Fans still angry at Knoblauch for leaving the team when it was down threw golf balls, hot dogs and plastic beer bottles at Knoblauch Wednesday night, causing umpires to pull the Yankees off the field for 12 minutes in the sixth inning of Minnesota's 4-2 win. The game also was delayed in the eighth for about five minutes, and umpires said they considered calling a forfeit. More than 40 fans were ejected
Despite their claims of surprise, Twins officials were well aware of the connection between discount hot dogs and violence. Again from the AP:
During a home game in April that also included the dollar hot dog promotion, fans started a food fight with the discounted franks in a Metrodome concourse.
More details from the Pittsburg Tribune-Review, who claim the inaugural Dollar Hot Dog Night was baptized in blood:
For all Wednesday home games, the Twins lower the price of hot dogs to $1. During this season's first dollar-dog night, about 13,000 hot dogs were doled out to a crowd of just 11,149. With so much rabid demand for the dogs, culinary violence was inevitable. A food fight broke out on the concourse behind the stands in left field.
"Food fights are going to break out when you sell 13,000 hot dogs - as well as some people having upset stomachs the next day," said Dave St. Peter, the team's senior vice president for business affairs.

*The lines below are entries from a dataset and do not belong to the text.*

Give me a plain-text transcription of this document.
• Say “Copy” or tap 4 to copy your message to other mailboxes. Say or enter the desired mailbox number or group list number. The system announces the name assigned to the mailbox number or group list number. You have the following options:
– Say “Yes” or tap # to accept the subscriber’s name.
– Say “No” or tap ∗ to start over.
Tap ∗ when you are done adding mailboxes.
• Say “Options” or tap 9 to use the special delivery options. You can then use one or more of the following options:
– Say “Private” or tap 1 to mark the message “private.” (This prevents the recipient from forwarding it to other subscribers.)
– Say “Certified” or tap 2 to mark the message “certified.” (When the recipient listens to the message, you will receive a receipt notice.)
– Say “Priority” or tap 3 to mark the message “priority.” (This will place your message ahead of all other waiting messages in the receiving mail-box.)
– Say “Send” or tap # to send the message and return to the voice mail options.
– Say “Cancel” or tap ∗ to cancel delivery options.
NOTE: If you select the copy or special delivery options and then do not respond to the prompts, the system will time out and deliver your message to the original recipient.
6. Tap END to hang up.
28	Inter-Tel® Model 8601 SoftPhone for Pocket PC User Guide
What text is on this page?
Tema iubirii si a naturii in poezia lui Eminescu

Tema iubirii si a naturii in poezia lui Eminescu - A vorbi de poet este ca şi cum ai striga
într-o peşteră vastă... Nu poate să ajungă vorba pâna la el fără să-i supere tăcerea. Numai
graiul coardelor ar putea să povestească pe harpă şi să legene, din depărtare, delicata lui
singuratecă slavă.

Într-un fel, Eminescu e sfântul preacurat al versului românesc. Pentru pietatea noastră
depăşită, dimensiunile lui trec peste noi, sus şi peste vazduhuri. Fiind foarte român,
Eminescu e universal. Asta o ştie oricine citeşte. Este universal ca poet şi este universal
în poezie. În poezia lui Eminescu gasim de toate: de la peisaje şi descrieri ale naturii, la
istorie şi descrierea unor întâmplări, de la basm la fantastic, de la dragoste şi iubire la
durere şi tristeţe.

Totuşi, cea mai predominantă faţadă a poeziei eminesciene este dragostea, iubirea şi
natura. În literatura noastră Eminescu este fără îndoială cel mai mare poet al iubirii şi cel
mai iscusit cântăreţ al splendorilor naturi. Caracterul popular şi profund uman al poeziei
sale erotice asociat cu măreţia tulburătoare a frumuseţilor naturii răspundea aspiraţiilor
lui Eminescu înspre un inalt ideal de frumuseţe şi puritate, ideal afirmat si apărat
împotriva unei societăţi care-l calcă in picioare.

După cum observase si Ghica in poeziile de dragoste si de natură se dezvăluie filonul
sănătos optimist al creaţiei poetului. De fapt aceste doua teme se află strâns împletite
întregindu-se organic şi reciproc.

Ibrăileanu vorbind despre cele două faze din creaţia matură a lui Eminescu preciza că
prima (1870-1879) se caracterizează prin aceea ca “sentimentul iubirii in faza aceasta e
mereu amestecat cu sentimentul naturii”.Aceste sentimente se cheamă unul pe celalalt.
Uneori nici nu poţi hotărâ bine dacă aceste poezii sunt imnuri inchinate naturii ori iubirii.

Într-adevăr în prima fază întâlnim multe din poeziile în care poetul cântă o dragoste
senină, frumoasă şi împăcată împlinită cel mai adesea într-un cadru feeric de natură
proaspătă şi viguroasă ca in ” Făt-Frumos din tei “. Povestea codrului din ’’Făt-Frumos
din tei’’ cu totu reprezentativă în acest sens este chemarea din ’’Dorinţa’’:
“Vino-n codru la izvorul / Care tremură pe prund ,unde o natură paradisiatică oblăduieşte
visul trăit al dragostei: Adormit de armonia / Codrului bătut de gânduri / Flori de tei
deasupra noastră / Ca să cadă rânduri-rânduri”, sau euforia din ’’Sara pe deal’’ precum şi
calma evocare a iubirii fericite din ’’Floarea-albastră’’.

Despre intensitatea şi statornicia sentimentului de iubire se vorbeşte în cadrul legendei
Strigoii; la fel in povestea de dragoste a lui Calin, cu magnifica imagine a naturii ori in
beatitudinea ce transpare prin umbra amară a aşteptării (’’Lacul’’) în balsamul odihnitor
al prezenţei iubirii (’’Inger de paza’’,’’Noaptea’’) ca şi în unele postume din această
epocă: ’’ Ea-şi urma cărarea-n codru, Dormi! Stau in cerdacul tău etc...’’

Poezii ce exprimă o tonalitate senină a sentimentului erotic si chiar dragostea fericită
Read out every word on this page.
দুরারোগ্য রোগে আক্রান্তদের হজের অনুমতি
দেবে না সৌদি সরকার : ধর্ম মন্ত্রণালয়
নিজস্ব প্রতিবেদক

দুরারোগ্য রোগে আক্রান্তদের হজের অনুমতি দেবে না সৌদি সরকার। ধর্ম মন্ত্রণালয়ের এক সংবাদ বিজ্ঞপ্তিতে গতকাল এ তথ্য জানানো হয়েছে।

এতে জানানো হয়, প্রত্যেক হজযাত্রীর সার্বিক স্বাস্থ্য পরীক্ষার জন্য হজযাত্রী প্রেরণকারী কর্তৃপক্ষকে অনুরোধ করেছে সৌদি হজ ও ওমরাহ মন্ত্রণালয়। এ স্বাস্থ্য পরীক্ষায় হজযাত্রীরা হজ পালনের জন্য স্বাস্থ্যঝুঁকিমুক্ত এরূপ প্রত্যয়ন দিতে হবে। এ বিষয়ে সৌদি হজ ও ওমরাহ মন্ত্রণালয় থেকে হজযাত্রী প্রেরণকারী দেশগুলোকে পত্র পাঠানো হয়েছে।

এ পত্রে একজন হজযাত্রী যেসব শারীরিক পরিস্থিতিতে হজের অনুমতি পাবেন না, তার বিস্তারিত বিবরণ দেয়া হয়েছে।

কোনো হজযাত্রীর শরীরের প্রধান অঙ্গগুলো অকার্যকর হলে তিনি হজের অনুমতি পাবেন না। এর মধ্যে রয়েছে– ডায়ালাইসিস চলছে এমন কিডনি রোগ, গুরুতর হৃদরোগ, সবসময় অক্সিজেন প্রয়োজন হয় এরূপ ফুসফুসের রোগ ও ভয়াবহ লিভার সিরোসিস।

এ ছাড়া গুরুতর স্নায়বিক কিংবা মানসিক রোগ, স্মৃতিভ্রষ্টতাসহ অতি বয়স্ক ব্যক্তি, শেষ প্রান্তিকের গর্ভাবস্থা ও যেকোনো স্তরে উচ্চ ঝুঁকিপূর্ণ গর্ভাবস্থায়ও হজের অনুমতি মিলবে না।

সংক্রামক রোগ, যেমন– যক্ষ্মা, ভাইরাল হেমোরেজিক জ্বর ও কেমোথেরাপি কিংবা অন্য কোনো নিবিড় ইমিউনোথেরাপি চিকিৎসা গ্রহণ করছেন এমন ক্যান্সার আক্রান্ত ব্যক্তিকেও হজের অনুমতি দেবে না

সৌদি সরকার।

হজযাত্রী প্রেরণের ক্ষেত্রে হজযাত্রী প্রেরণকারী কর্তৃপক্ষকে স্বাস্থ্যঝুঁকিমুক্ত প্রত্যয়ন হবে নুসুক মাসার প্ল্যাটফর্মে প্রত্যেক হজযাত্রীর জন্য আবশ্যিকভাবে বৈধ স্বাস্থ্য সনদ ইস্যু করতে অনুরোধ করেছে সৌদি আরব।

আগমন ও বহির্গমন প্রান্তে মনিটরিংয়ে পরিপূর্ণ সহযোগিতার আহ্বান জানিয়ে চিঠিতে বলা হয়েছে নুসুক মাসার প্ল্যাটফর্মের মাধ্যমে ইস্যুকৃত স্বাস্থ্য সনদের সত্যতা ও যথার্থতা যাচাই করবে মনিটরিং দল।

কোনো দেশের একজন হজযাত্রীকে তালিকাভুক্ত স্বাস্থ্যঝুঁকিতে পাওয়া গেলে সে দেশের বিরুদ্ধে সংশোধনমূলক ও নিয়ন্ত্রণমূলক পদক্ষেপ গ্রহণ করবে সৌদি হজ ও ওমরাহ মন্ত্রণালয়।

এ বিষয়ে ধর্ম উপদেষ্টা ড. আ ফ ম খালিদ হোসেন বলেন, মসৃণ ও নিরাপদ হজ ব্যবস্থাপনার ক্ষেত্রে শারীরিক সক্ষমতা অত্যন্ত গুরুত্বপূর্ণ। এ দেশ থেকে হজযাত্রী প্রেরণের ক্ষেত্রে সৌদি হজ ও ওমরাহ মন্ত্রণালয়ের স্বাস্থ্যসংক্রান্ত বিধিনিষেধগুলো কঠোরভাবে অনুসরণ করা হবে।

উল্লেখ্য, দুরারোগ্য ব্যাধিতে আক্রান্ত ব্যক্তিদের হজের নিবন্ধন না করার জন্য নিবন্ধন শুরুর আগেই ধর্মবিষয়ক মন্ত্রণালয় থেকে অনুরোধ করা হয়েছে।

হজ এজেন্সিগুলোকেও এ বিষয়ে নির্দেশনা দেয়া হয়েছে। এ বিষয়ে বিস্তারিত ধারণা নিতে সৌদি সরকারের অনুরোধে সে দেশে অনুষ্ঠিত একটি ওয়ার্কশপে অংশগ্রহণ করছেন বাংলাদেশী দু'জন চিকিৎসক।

It's all true and hopefully this will serve as a warning to Ikea. But properly managed, and severely policed, Dollar Hot Dogs are a beautiful thing. Check out this tribute by Major League Baseball to the history of the ball park frank. These quotes accurately summarize their appeal :
"A hot dog at the ballpark is better than steak at the Ritz." -- Humphrey Bogart
"The last time I saw my dad alive, we went to a ballgame at Coors Field in 2001," said Terry Brejla, who now lives in the San Francisco area. "He was legally blind by that time. I bought him a Colorado Rockies hat, which he proudly wore. I told him I wanted to take him out for dinner on the way back to my house. He said, 'Thanks, but no thanks.'
"He would just as soon have a couple of hot dogs at the ballpark and a beer, because that was the kind of meal men had together when they were enjoying each other's company at a ball game."